Outsourcing movement is not a new trend in the U.S. economy. Some industries, like the health care sector or Corporate America, have been doing it for decades. Others, including higher education, were not that quick to jump in.
Declining enrollment rate, tuition increases, government funding cutbacks, workforce, and infrastructure aging caused school administrations to have a closer look at privatization. Like any other business strategy, it has its pros and cons colleges and universities have to consider.
Reasons to Say ‘Yes’ to Outsourcing
Recent years have seen rising concerns about the accountability of the services provided by education institutions. Anticipating a possible decline in revenue flow, more and more colleges and universities start to embrace the benefits of outsourcing.
Commitment to contain the rise of tuition fees forces public educational institutions to seek new opportunities to cut their expenses. This has spurred the interest in forming public-private partnerships (P3).
Contracting a vendor rather than managing the same operations in-house helps colleges to keep their costs in check. Education institutions perceive such perks through:
- effective process management arising from contractors’ expertise in the field;
- better service delivery due to advanced industry practices and new technologies brought by outside providers;
- transferring employee costs such as compensation, training, insurance, and retirement benefits to the other party.
Core Mission in Focus
The primary goal of the educational institution is to provide students with up-to-date instructions, great faculty, and networking possibilities. Outsourcing allows colleges to focus on the things they do best.
Contracting out food service and bookstore operations is a long-term practice at many schools across the country. U.S. colleges also tend to outsource endowment fund management (41%), legal services (28%), housekeeping (25%), laundry (20%), security (17%), facility maintenance (9%).
A recent survey shows that institutions are interested in partnering in other areas as well. These include the development of campus infrastructure (53%), improving current assets (41%), student housing (39%), predictive analytics (31%).
It’s not just the schools that are reaping the benefits of outsourcing. Students also tend to offload some of their tasks, such as research, paper editing, and digital presentation preparation. Those who struggle with written assignments can check essayservice.com to keep up with the curriculum.
Privatization reduces the need for capital investments on the college side. It’s often the vendor who is in charge of purchasing modern equipment, upgrading systems, and bringing qualified workers to campus. This way, higher education institutions can test new amenities and services and compare different alternatives without draining their own resources.
Drawbacks of the Practice
Despite the apparent advantages, there are still many concerns regarding the viability of outsourcing in higher education. Several decision factors can pose an obstacle to introducing this practice. Let’s have a closer look at some of them:
Loss of Control
Under P3 agreements, colleges can still define the results they want to achieve, but they don’t have that much control over the outsourced operations. It’s because institutions pass on to the contractor not only the task but management functions as well.

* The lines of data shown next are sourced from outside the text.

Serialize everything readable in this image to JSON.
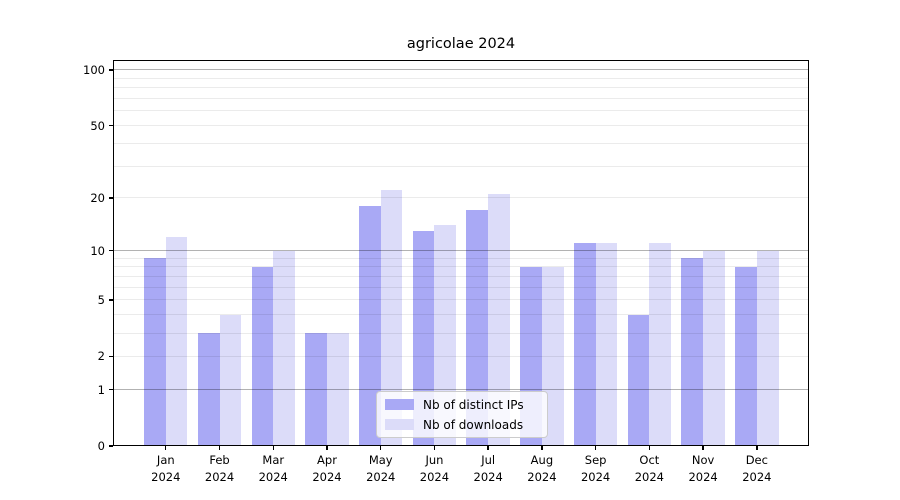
{
  "chart_data": {
    "type": "bar",
    "title": "agricolae 2024",
    "categories": [
      "Jan\n2024",
      "Feb\n2024",
      "Mar\n2024",
      "Apr\n2024",
      "May\n2024",
      "Jun\n2024",
      "Jul\n2024",
      "Aug\n2024",
      "Sep\n2024",
      "Oct\n2024",
      "Nov\n2024",
      "Dec\n2024"
    ],
    "series": [
      {
        "name": "Nb of distinct IPs",
        "color": "#a9a9f5",
        "values": [
          9,
          3,
          8,
          3,
          18,
          13,
          17,
          8,
          11,
          4,
          9,
          8
        ]
      },
      {
        "name": "Nb of downloads",
        "color": "#dcdcf9",
        "values": [
          12,
          4,
          10,
          3,
          22,
          14,
          21,
          8,
          11,
          11,
          10,
          10
        ]
      }
    ],
    "xlabel": "",
    "ylabel": "",
    "yscale": "log1p",
    "ylim": [
      0,
      113
    ],
    "yticks": [
      0,
      1,
      2,
      5,
      10,
      20,
      50,
      100
    ],
    "major_gridlines": [
      1,
      10,
      100
    ],
    "minor_gridlines": [
      2,
      3,
      4,
      5,
      6,
      7,
      8,
      9,
      20,
      30,
      40,
      50,
      60,
      70,
      80,
      90
    ],
    "grid": true,
    "grid_above_bars": true,
    "legend_position": "lower center",
    "background": "#ffffff"
  }
}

The inability of the school administration to maintain control over the contracted activity may cause a shift in quality-price balance. Vendors can decrease their performance to meet revenue goals. It may also happen the other way round. Outside providers might be forced to increase the cost to retain the same level of service. Either way, it can harm students and college stuff’s customer experience.
Limited Organizational Knowledge
External personnel may not fully understand the core mission of higher education institutions. Schools are not only centers of teaching and learning. They carry out many public purposes such as socialization, promotion of cultural diversity and equality, career and health counseling. They also play a major role in shaping students’ identities. These values may be somewhat inconsistent with the business’ pursuit of profit.
Colleges and universities should look for contractors who can build their activity in line with the academy’s culture. Outside employees should become an organic part of established organizational dynamics. Otherwise, higher ed institutions may be in danger of losing their unique sense of community and collegiality.
Outsourcing the task that used to be performed by the in-house team is likely to cause resistance from college stuff and labor unions. Institutions can mitigate the negative impact of such decisions by bringing this issue to the negotiation table with their potential partners. The P3 contract can be designed in a way that vendor is obliged to hire or at least interview current college personnel.
Another possible solution is to outsource only management positions for a defined period. Existing staff will be able to stay at college while receiving continuing training from the experts in the field. Outside professionals also help college departments to reorganize their operations and set the direction for further development.